Maintenance of the `assets` folder
----------------------------------
Many newcomers ask: "What do we do with the assets folder?", and the
answer is "Mostly nothing".

* It's important that the directory be writable by the webserver user so that
Yii can publish the resources there when needed.
* When a project has multiple versions (production, testing, development, etc.)
**do not** copy the `assets/` folders from one area to another; allow Yii to
deploy them automatically in each area.
* **Do not** manually edit any file under `assets/` - if you have a real need to
make a change, find the publishing module, edit the source, delete the subfolder
under `assets/`, and let Yii re-publish the updated files.
* **Do not** reference names under the `assets/` folder directly (say, to get at
some other module's assets).
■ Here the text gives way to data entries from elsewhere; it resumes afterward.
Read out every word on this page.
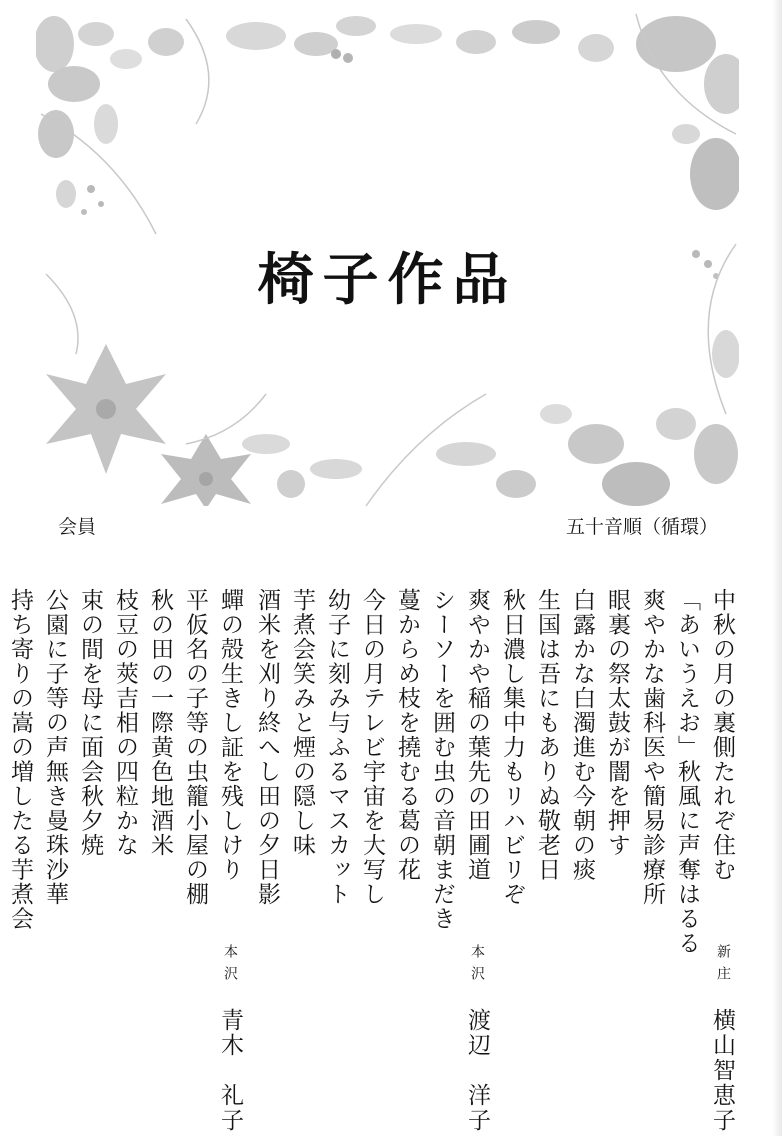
椅子作品
会員	五十音順（循環）
中秋の月の裏側たれぞ住む
「あいうえお」秋風に声奪はるる
爽やかな歯科医や簡易診療所
眼裏の祭太鼓が闇を押す
白露かな白濁進む今朝の痰
生国は吾にもありぬ敬老日
秋日濃し集中力もリハビリぞ
新庄
横山智恵子
爽やかや稲の葉先の田圃道
シーソーを囲む虫の音朝まだき
蔓からめ枝を撓むる葛の花
今日の月テレビ宇宙を大写し
幼子に刻み与ふるマスカット
芋煮会笑みと煙の隠し味
酒米を刈り終へし田の夕日影
本沢
渡辺　洋子
蟬の殻生きし証を残しけり
平仮名の子等の虫籠小屋の棚
秋の田の一際黄色地酒米
枝豆の莢吉相の四粒かな
束の間を母に面会秋夕焼
公園に子等の声無き曼珠沙華
持ち寄りの嵩の増したる芋煮会
本沢
青木　礼子
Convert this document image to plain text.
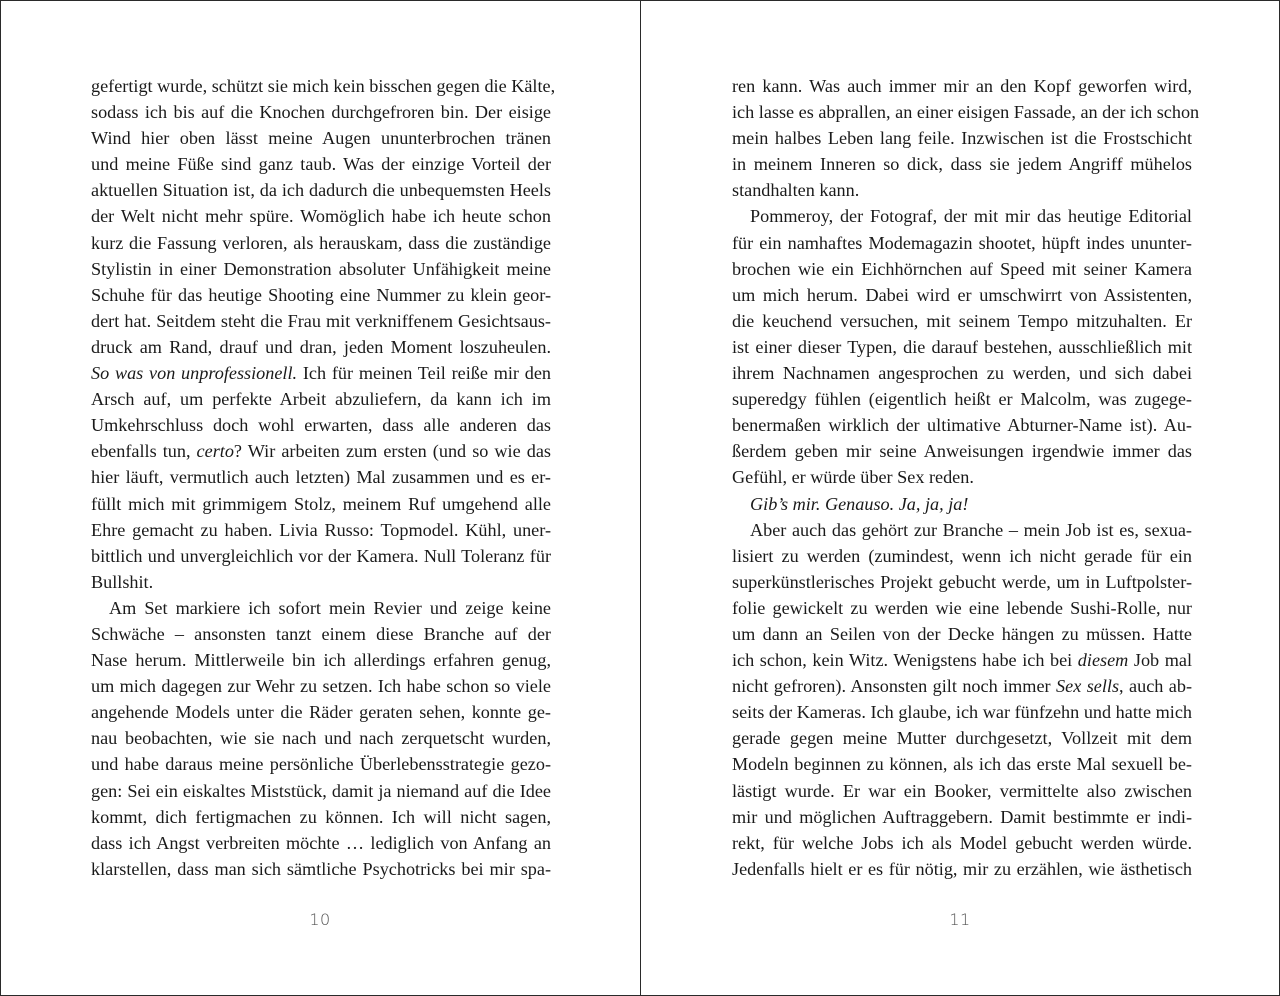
gefertigt wurde, schützt sie mich kein bisschen gegen die Kälte,
sodass ich bis auf die Knochen durchgefroren bin. Der eisige
Wind hier oben lässt meine Augen ununterbrochen tränen
und meine Füße sind ganz taub. Was der einzige Vorteil der
aktuellen Situation ist, da ich dadurch die unbequemsten Heels
der Welt nicht mehr spüre. Womöglich habe ich heute schon
kurz die Fassung verloren, als herauskam, dass die zuständige
Stylistin in einer Demonstration absoluter Unfähigkeit meine
Schuhe für das heutige Shooting eine Nummer zu klein geor-
dert hat. Seitdem steht die Frau mit verkniffenem Gesichtsaus-
druck am Rand, drauf und dran, jeden Moment loszuheulen.
So was von unprofessionell. Ich für meinen Teil reiße mir den
Arsch auf, um perfekte Arbeit abzuliefern, da kann ich im
Umkehrschluss doch wohl erwarten, dass alle anderen das
ebenfalls tun, certo? Wir arbeiten zum ersten (und so wie das
hier läuft, vermutlich auch letzten) Mal zusammen und es er-
füllt mich mit grimmigem Stolz, meinem Ruf umgehend alle
Ehre gemacht zu haben. Livia Russo: Topmodel. Kühl, uner-
bittlich und unvergleichlich vor der Kamera. Null Toleranz für
Bullshit.
Am Set markiere ich sofort mein Revier und zeige keine
Schwäche – ansonsten tanzt einem diese Branche auf der
Nase herum. Mittlerweile bin ich allerdings erfahren genug,
um mich dagegen zur Wehr zu setzen. Ich habe schon so viele
angehende Models unter die Räder geraten sehen, konnte ge-
nau beobachten, wie sie nach und nach zerquetscht wurden,
und habe daraus meine persönliche Überlebensstrategie gezo-
gen: Sei ein eiskaltes Miststück, damit ja niemand auf die Idee
kommt, dich fertigmachen zu können. Ich will nicht sagen,
dass ich Angst verbreiten möchte … lediglich von Anfang an
klarstellen, dass man sich sämtliche Psychotricks bei mir spa-
10
ren kann. Was auch immer mir an den Kopf geworfen wird,
ich lasse es abprallen, an einer eisigen Fassade, an der ich schon
mein halbes Leben lang feile. Inzwischen ist die Frostschicht
in meinem Inneren so dick, dass sie jedem Angriff mühelos
standhalten kann.
Pommeroy, der Fotograf, der mit mir das heutige Editorial
für ein namhaftes Modemagazin shootet, hüpft indes ununter-
brochen wie ein Eichhörnchen auf Speed mit seiner Kamera
um mich herum. Dabei wird er umschwirrt von Assistenten,
die keuchend versuchen, mit seinem Tempo mitzuhalten. Er
ist einer dieser Typen, die darauf bestehen, ausschließlich mit
ihrem Nachnamen angesprochen zu werden, und sich dabei
superedgy fühlen (eigentlich heißt er Malcolm, was zugege-
benermaßen wirklich der ultimative Abturner-Name ist). Au-
ßerdem geben mir seine Anweisungen irgendwie immer das
Gefühl, er würde über Sex reden.
Gib’s mir. Genauso. Ja, ja, ja!
Aber auch das gehört zur Branche – mein Job ist es, sexua-
lisiert zu werden (zumindest, wenn ich nicht gerade für ein
superkünstlerisches Projekt gebucht werde, um in Luftpolster-
folie gewickelt zu werden wie eine lebende Sushi-Rolle, nur
um dann an Seilen von der Decke hängen zu müssen. Hatte
ich schon, kein Witz. Wenigstens habe ich bei diesem Job mal
nicht gefroren). Ansonsten gilt noch immer Sex sells, auch ab-
seits der Kameras. Ich glaube, ich war fünfzehn und hatte mich
gerade gegen meine Mutter durchgesetzt, Vollzeit mit dem
Modeln beginnen zu können, als ich das erste Mal sexuell be-
lästigt wurde. Er war ein Booker, vermittelte also zwischen
mir und möglichen Auftraggebern. Damit bestimmte er indi-
rekt, für welche Jobs ich als Model gebucht werden würde.
Jedenfalls hielt er es für nötig, mir zu erzählen, wie ästhetisch
11
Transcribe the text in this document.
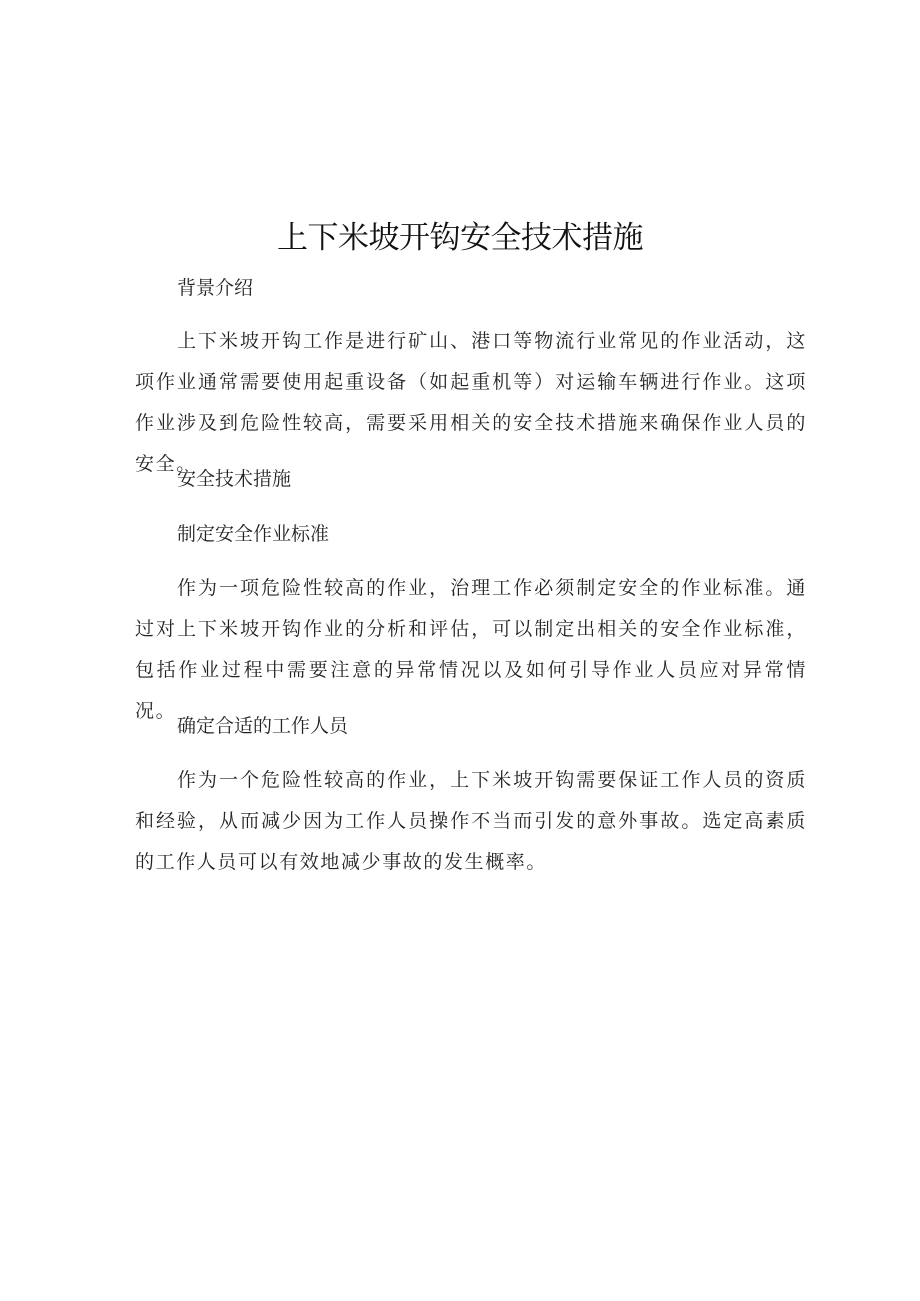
上下米坡开钩安全技术措施

背景介绍

上下米坡开钩工作是进行矿山、港口等物流行业常见的作业活动，这项作业通常需要使用起重设备（如起重机等）对运输车辆进行作业。这项作业涉及到危险性较高，需要采用相关的安全技术措施来确保作业人员的安全。

安全技术措施

制定安全作业标准

作为一项危险性较高的作业，治理工作必须制定安全的作业标准。通过对上下米坡开钩作业的分析和评估，可以制定出相关的安全作业标准，包括作业过程中需要注意的异常情况以及如何引导作业人员应对异常情况。

确定合适的工作人员

作为一个危险性较高的作业，上下米坡开钩需要保证工作人员的资质和经验，从而减少因为工作人员操作不当而引发的意外事故。选定高素质的工作人员可以有效地减少事故的发生概率。
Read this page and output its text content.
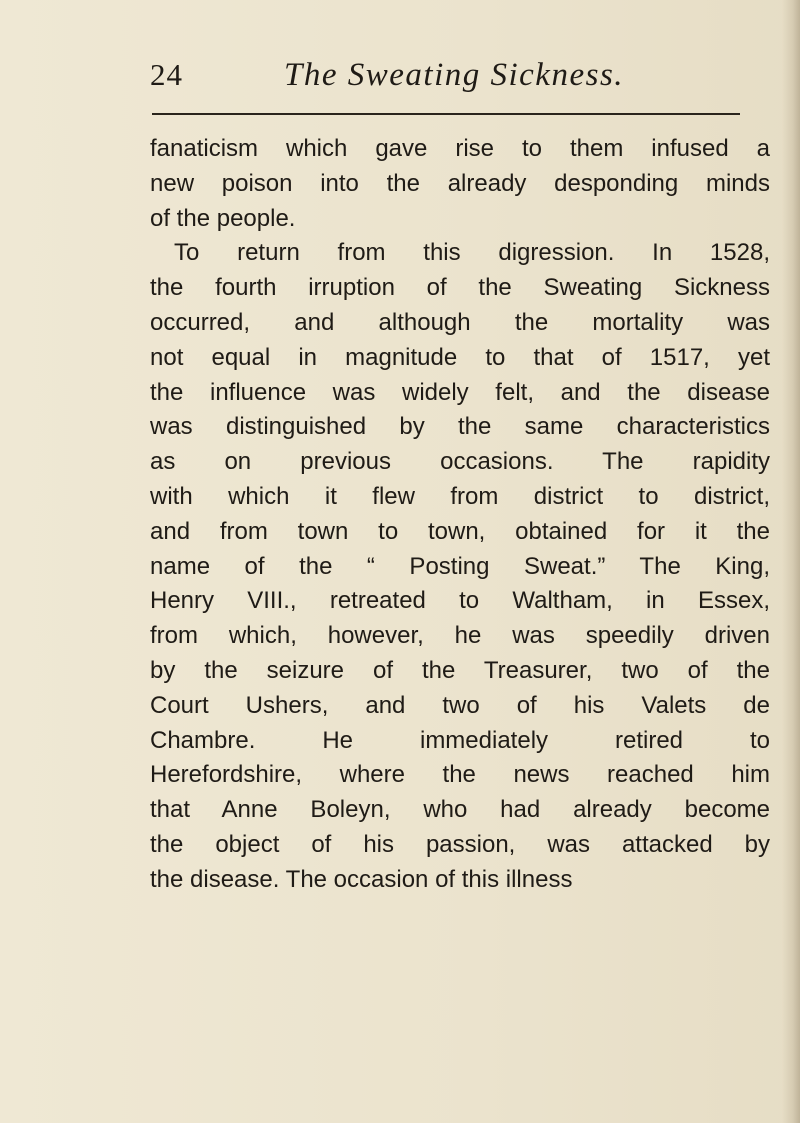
24	The Sweating Sickness.
fanaticism which gave rise to them infused a
new poison into the already desponding minds
of the people.
To return from this digression. In 1528,
the fourth irruption of the Sweating Sickness
occurred, and although the mortality was
not equal in magnitude to that of 1517, yet
the influence was widely felt, and the disease
was distinguished by the same characteristics
as on previous occasions. The rapidity
with which it flew from district to district,
and from town to town, obtained for it the
name of the “ Posting Sweat.” The King,
Henry VIII., retreated to Waltham, in Essex,
from which, however, he was speedily driven
by the seizure of the Treasurer, two of the
Court Ushers, and two of his Valets de
Chambre. He immediately retired to
Herefordshire, where the news reached him
that Anne Boleyn, who had already become
the object of his passion, was attacked by
the disease. The occasion of this illness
If you need to use that 
* **Do not** add the contents of the `assets/` folder to any source-code control
system; these files have master source in other places.

Upgrading Yii
-------------
The upgrade instructions to every new release of Yii include the note:

- Clean up your 'assets' folder.

This means to **delete** the contents of this folder (but leave the folder
itself behind): Yii will re-deploy these assets from the new versions the first
time each one is used.

This step is important!

Yii only publishes the resource files if the target unique-name folder does not
exist, so if they're not removed during an upgrade, then the new version of the
code will use old versions of asset files: this probably matters.